Ana Dias Cordeiro, in Jornal Público
Nos quatro anos que se seguiram ao fim da guerra em Angola, pelo menos 20 mil pessoas foram desalojadas à força, frequentemente sujeitas a actos de violência por parte de agentes da polícia ou de uma empresa privada de segurança, a Visgo. Poucas foram realojadas e quando isso aconteceu foram para casas construídas em localizações que as penalizaram. Algumas foram indemnizadas mas quase sempre as indemnizações foram atribuídas de forma arbitrária. Em muitos casos, não houve realojamento nem indemnização.
Estas são algumas das conclusões de um relatório da Human Rights Watch e da organização não governamental (ONG) angolana SOS Habitat, Angola: milhares despejados à força no boom económico do pós-guerra, divulgado hoje. O documento de 105 páginas descreve um processo que viola as normas nacionais e internacionais de direitos humanos, da responsabilidade do Governo angolano, numa altura em que Angola se candidatou a um lugar de membro do Conselho dos Direitos Humanos da ONU, que deverá ver confirmado quinta-feira.
Carmen Silvestre, pesquisadora da Divisão África da Human Rights Watch (HRW) em Bruxelas, prefere não falar em "contradição" nos critérios. Antes diz: "Espero que essa candidatura seja uma demonstração genuína da vontade política do Governo em mudar as práticas de direitos humanos no país."
Além de serem acompanhados do uso da força com armas como meio de intimidação, os despejos forçados mostraram uma "situação generalizada" de falta de protecção - jurídica e não só - dos cidadãos que vivem nos bairros de habitação informal, e que constituem mais de metade dos cinco milhões de habitantes que se estima estejam a viver na capital. Os dados são do Governo, que avança o número de 400 mil lares informais.
"Estes despejos em larga escala violaram as normas angolanas e internacionais de direitos humanos e deixaram muitos angolanos sem abrigo e na miséria, sem acesso a vias legais de recurso", lê-se na apresentação do relatório.

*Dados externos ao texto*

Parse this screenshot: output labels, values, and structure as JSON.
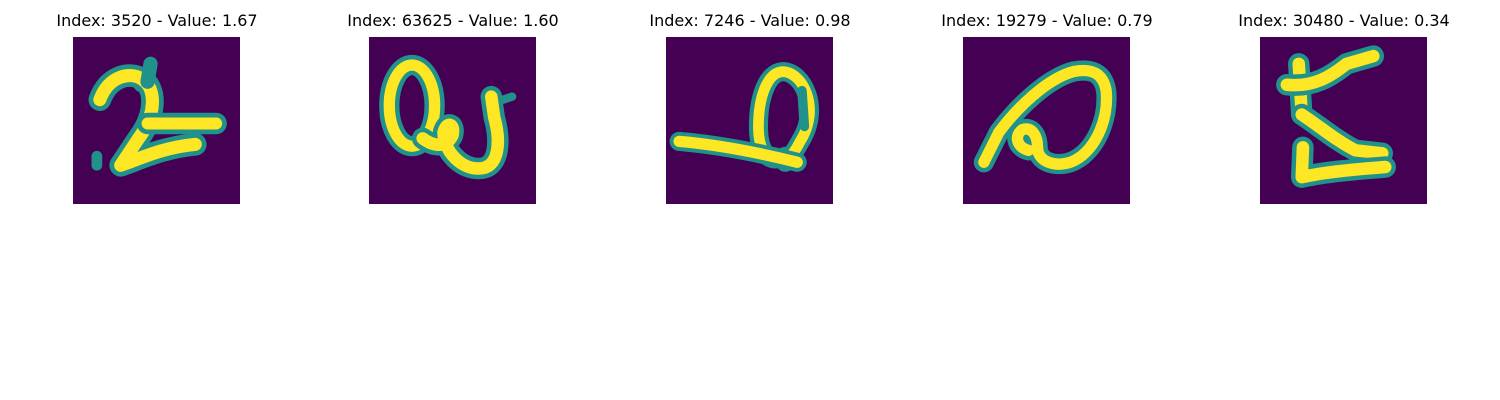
{
  "figure": {
    "background": "#ffffff",
    "colormap": {
      "background": "#440154",
      "mid": "#21918c",
      "high": "#fde725"
    },
    "panels": [
      {
        "title": "Index: 3520 - Value: 1.67",
        "digit": "2"
      },
      {
        "title": "Index: 63625 - Value: 1.60",
        "digit": "0"
      },
      {
        "title": "Index: 7246 - Value: 0.98",
        "digit": "0"
      },
      {
        "title": "Index: 19279 - Value: 0.79",
        "digit": "0"
      },
      {
        "title": "Index: 30480 - Value: 0.34",
        "digit": "5"
      }
    ]
  }
}
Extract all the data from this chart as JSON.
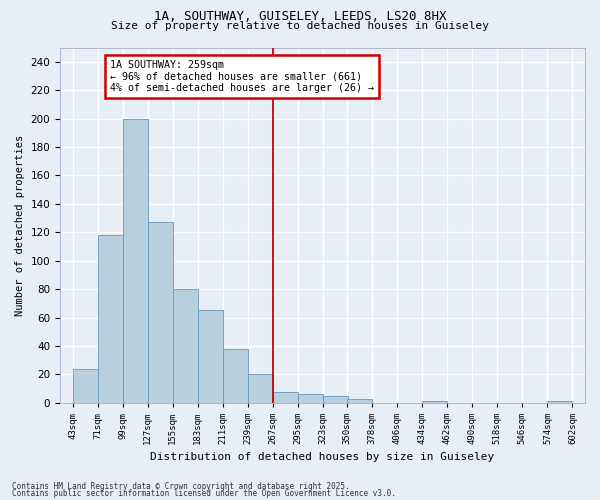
{
  "title1": "1A, SOUTHWAY, GUISELEY, LEEDS, LS20 8HX",
  "title2": "Size of property relative to detached houses in Guiseley",
  "xlabel": "Distribution of detached houses by size in Guiseley",
  "ylabel": "Number of detached properties",
  "bar_values": [
    24,
    118,
    200,
    127,
    80,
    65,
    38,
    20,
    8,
    6,
    5,
    3,
    0,
    0,
    1,
    0,
    0,
    0,
    0,
    1
  ],
  "bin_edges": [
    43,
    71,
    99,
    127,
    155,
    183,
    211,
    239,
    267,
    295,
    323,
    350,
    378,
    406,
    434,
    462,
    490,
    518,
    546,
    574,
    602
  ],
  "tick_labels": [
    "43sqm",
    "71sqm",
    "99sqm",
    "127sqm",
    "155sqm",
    "183sqm",
    "211sqm",
    "239sqm",
    "267sqm",
    "295sqm",
    "323sqm",
    "350sqm",
    "378sqm",
    "406sqm",
    "434sqm",
    "462sqm",
    "490sqm",
    "518sqm",
    "546sqm",
    "574sqm",
    "602sqm"
  ],
  "bar_color": "#b8cfe0",
  "bar_edgecolor": "#6699bb",
  "vline_x_index": 8,
  "vline_color": "#cc0000",
  "annotation_title": "1A SOUTHWAY: 259sqm",
  "annotation_line1": "← 96% of detached houses are smaller (661)",
  "annotation_line2": "4% of semi-detached houses are larger (26) →",
  "annotation_box_edgecolor": "#cc0000",
  "annotation_box_facecolor": "#ffffff",
  "ylim": [
    0,
    250
  ],
  "yticks": [
    0,
    20,
    40,
    60,
    80,
    100,
    120,
    140,
    160,
    180,
    200,
    220,
    240
  ],
  "bg_color": "#e8eef5",
  "grid_color": "#ffffff",
  "footer1": "Contains HM Land Registry data © Crown copyright and database right 2025.",
  "footer2": "Contains public sector information licensed under the Open Government Licence v3.0."
}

A situação não é nova - entre 2002 e 2006, o Governo angolano levou a cabo 18 despejos forçados. E pode continuar: "Milhares de angolanos continuam expostos a despejos forçados como resultado da incapacidade do Governo em resolver a esmagadora insegurança de posse da terra."
Condomínios privados
A investigadora Carmen Silvestre explica que se a organização lança agora um relatório sobre um processo que decorreu nos últimos anos é "para mostrar que existe um padrão de comportamento do Governo angolano que não mudou". Não só porque "não foram tomadas as medidas" para precaver estes abusos, como "o risco é ainda substancial". Por duas razões: "A maioria da população de Luanda não tem um título formal de posse da terra, não tem um registo das casas ou das terras que cultivam" e o Governo avança para projectos urbanísticos, de desenvolvimento e infra-estruturas. "As pessoas vão continuar a estar em risco", conclui.
Desde o fim da guerra, a tendência foi no sentido de um agravamento da situação dos despejos forçados que a HRW e a SOS Habitat associam ao processo de reconstrução que se seguiu ao fim dos 27 anos de guerra civil, e que "envolve numerosos projectos de desenvolvimento e "embelezamento", fomentados pelos rendimentos crescentes provenientes do petróleo e por um considerável crescimento económico", lê-se no relatório.
Essas obras incluem alguns projectos de "desenvolvimento" e "infra-estruturas" mas também condomínios privados e mansões luxuosas que crescem ao lado dos "bairros informais".
O relatório da Human Rights Watch e da SOS Habitat será apresentado num debate informal amanhã no Parlamento Europeu, onde estará o embaixador de Angola em Bruxelas, Toko Serrão. Num contacto do PÚBLICO, Serrão remeteu a reacção para essa discussão pública. Iniciativas entre parlamentares europeus já antes tiveram lugar mas não mudaram a situação, disse no passado ao PÚBLICO o responsável da SOS Habitat Luís Araújo, que atribuiu o "desinteresse" dos europeus à falta de vontade de confrontar Luanda para não comprometer os seus interesses em Angola.